Clearly he did not want to do so.
Which brings us to the second point in this intimate but necessary plea. This is not a roman à clef It is a work of fiction, purely and completely. One thing which is something of an innovation has to be noted. A great number of real people are actually named in this story. It is, the author submits, impossible to get the full effect of contemporary life in which living ideas and movements playa dominant part without doing that. You cannot have a man like William Clissold going about the world of to-day and never meeting anybody one has ever heard of. Some of these living personages are not only mentioned but more or less described. But always under their proper names. Dr. Jung is made to talk in a London flat. It is very much as he talked in a London flat. He appears because certain original ideas of his have been taken and woven into the Clissold point of view, and it was at once ungracious not to acknowledge the far-reaching suggestions that came from him and clumsy and self-important to make a footnote or a prefatory note. Shaw, again, the Shaw of the ‘eighties, blows into a Kensington evening, and Keynes lunches with Clissold. These are affectionate hospitalities; they do not wound nor injure and can awaken no resentment.
With one transparent exception, the vignette of a great scientific man at home in Book I., which is partially a portrait, every character that appears in the book under a fictitious name is an entirely fictitious character. The more nearly they may approach to living instances, the more fictitious they are. They say and do things that living people are saying and doing. That is inevitable in a picture of contemporary life. If one were to write a story in which a Prime Minister had to figure during the Balfour regime, it would be necessary to have a Prime Minister rather like Lord Balfour–or everything would have to be different. If an August Personage has to descend into the narrative, it would have to be drawn to the figure of the August Personage of the period. A beggar or a policeman must be something like some beggar or policeman one actually knows. People must be more or less similar to real people up and down the scale, so long as one is writing a novel and not a fantasy. But though you made your Prime Minister as Balfouresque as possible or your Prince as princely, it would be for atmosphere and not for statement, and the last imputation that is permissible against a novelist is that he is trying to say or insinuate this or that about an individual without daring to say it plainly and directly to the proper address. Cannot this sort of imputation be checked?
Cannot those who criticise books and write about books cease to pander to that favourite amusement of vulgar, half-educated, curious, but ill-informed people, the hunt for the imaginary “originals” of every fictitious character for those who will, for example, discover in the present case that X or Y or Z, who is an advertising specialist, “sat for” the brother Dickon of this story, or that Lady Steinhart is some particular resident in Cannes or Nice–because she has a large garden? And that it is all great fun and very malicious and not for a moment to be treated as serious literature. This identification of “originals” is an old trick of the Victorian novelist and publisher; it was, I suppose, an attempt to enhance interest by that faint intimation of libel. It is really not just to the spirit and intention of a book of this type.

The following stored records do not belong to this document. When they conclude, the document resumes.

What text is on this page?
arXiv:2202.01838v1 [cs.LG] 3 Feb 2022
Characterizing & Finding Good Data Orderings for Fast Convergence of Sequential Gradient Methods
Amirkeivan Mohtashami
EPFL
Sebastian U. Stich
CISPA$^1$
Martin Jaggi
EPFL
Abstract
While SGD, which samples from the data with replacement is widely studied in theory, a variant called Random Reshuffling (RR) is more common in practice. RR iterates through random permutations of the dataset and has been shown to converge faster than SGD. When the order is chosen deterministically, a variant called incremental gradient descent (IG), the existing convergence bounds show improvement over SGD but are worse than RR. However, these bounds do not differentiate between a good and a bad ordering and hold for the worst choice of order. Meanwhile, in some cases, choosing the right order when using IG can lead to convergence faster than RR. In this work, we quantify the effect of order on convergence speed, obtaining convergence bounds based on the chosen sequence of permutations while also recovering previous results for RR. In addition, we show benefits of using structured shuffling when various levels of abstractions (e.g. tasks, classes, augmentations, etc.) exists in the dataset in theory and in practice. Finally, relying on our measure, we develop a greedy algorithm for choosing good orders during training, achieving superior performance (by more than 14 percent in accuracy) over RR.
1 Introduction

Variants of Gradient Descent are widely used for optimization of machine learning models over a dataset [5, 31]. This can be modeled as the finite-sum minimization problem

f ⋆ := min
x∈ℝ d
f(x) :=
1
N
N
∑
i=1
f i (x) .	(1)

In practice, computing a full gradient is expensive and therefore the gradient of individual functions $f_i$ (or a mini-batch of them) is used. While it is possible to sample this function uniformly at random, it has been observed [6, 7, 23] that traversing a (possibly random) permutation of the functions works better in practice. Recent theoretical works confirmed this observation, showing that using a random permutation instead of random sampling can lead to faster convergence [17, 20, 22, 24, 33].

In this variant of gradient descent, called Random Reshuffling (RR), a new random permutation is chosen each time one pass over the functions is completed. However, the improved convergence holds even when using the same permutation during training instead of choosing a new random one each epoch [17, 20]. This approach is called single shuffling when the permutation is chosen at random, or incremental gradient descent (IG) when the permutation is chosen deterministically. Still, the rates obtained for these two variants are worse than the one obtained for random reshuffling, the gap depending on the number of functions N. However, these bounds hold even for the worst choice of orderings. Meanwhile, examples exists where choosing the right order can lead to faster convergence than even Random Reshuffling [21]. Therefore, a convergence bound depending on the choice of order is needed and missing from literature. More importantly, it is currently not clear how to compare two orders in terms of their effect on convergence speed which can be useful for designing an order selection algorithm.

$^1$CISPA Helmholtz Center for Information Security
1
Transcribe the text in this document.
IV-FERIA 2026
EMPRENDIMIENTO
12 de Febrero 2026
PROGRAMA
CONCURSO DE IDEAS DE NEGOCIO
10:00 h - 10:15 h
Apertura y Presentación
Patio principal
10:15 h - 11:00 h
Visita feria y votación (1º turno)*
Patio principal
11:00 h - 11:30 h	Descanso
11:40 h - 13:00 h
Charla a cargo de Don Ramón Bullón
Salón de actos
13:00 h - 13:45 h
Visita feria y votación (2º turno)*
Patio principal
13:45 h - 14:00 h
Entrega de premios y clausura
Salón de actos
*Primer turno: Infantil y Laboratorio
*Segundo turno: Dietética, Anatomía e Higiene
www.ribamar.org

An inanimate instance from this book will make the matter clearer without touching upon any personal note. There is written here the most exact and detailed description of the mas, which is the scene of nearly the whole novel. Rooms in that house are described, bits of its garden, the view from the windows. It is possible to locate that mas within a few miles of Grasse; it is possible to find not one but a score of views closely similar to the view pictured so explicitly, a similar mas is to be found. But the actual mas no one will ever find, nor the precise rooms, nor the exact view. That mas does not exist. That view does not exist. It is the case of Mr. Britling’s home over again, which everyone who did not know Mr. Wells’ home in Essex very well, knew so surely was an exact account of Easton Glebe. The less these identifiers knew about it, the more they appreciated the photographic quality of the picture. The less they knew Mr. Wells, the more certainly they recognised him in Mr. Britling. Enthusiastic strangers still invade Mr. Wells at times with the demand to see the place where he wept when he heard that his eldest son was killed. It is embarrassing to encounter such intrusive sympathy for an entirely imaginary loss. And matters become complicated when “originals” volunteer and surrender to the detectives. A charming contemporary has just confided to the world that she was the “original” of Beatrice in Tono Bungay. It is the first intimation that has reached the author of this interesting fact. No one would have suspected it.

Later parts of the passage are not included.